Eclairage public

Un contrat sur 12 ans signé avec Citéos pour l’éclairage public de la Ville

Depuis 2014, la Ville a confié la maintenance et l’entretien de l’éclairage public à la société orléanaise Citéos qui gère les 930 points lumineux et les 37 armoires électriques de la commune. Pour aller encore plus loin, faire des économies et rénover les équipements, la Municipalité a décidé de signer un nouveau contrat pour les douze années à venir avec le prestataire.

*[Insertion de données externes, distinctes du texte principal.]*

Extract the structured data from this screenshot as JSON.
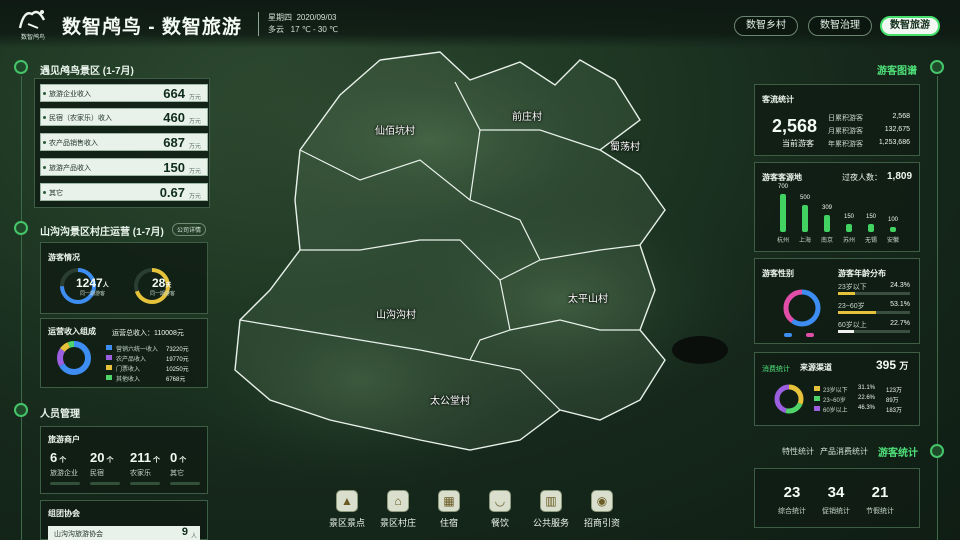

Jusqu’ici, le parc de l’éclairage public était renouvelé au coup par coup quand une panne rendait le remplacement d’une lampe absolument nécessaire. Avec le contrat CPE (Contrat de performance énergétique) signé avec la société Citéos et que Sophie Touraine, chef de projet à Citéos exploitation est venue présenter. La Commune veut améliorer son patrimoine en éclairage. Elle remplace les ampoules au vapeur de mercure par des LED beaucoup plus économiques et qui nécessitent un entretien moindre.
Les gains alors faits sur l’entretien et la maintenance, permettront de rénover l’éclairage d’une grande partie des axes de la Ville.
Au terme de ce contrat, sur 930 points lumineux, 443 seront remplacés par des équipements neufs. Les plus anciennes installations et les plus énergivores seront la priorité.
Ce nouveau système avec Citéos a bien d’autres avantages puisqu’une fois par an, un point est fait avec la Mairie sur les économies d’énergie. En cas de sinistre, Citéos s’occupe de toutes les démarches administratives. De plus, la société suit, aussi, année après année, les factures EDF afin de voir les économies réalisées et les postes sur lesquels de nouvelles économies peuvent être faites. En bref, à la fin des douze années de contrat, la Commune devrait voir une baisse de près de 40% de ses consommations et 33% de ses abonnements.
Pour la sécurité, l’ensemble du Conseil municipal a choisi de ne pas éteindre l’éclairage public la nuit. L’intensité sera abaissée de 22 heures à 6 heures du matin, ce qui est déjà le cas actuellement avec les candélabres équipés de LED.
Côté finance, la Mairie ne déboursera pas plus d’argent qu’avant. Le coût de revient du contrat est lissé sur la période des 12 ans afin de n’engendrer aucun frais supplémentaire à la Commune.
En ce qui concerne l’esthétique, trois types de lanternes ont été choisies afin de donner une certaine identité à la Ville et d’harmoniser le tout.
Les lanternes HAPILED qui remplaceront les candélabres à boules, les AXIA 2 seront placées sur les grands axes et les lanternes BEAUREGARD, très esthétiques, éclaireront le centre-ville.
En conclusion, la Ville pourra être fière de son patrimoine d’éclairage public puisqu’au terme des douze ans, toutes les armoires seront rénovées et équipées d’horloges astronomiques, 89% des lampes à vapeur de mercure seront remplacées. La majorité sera d’ailleurs traitée pendant les premières années du contrat. 74% des luminaires vétustes seront supprimés. 100% du parc passera en bi-puissance et sera donc équipé d’ampoules LED.
Les économies ainsi réalisées ne sont pas un luxe pour la Commune puisque, pour la seule consommation, la douloureuse s’élève à 60 000 euros par an.
Et le prix de l’électricité n’a pas fini d’augmenter…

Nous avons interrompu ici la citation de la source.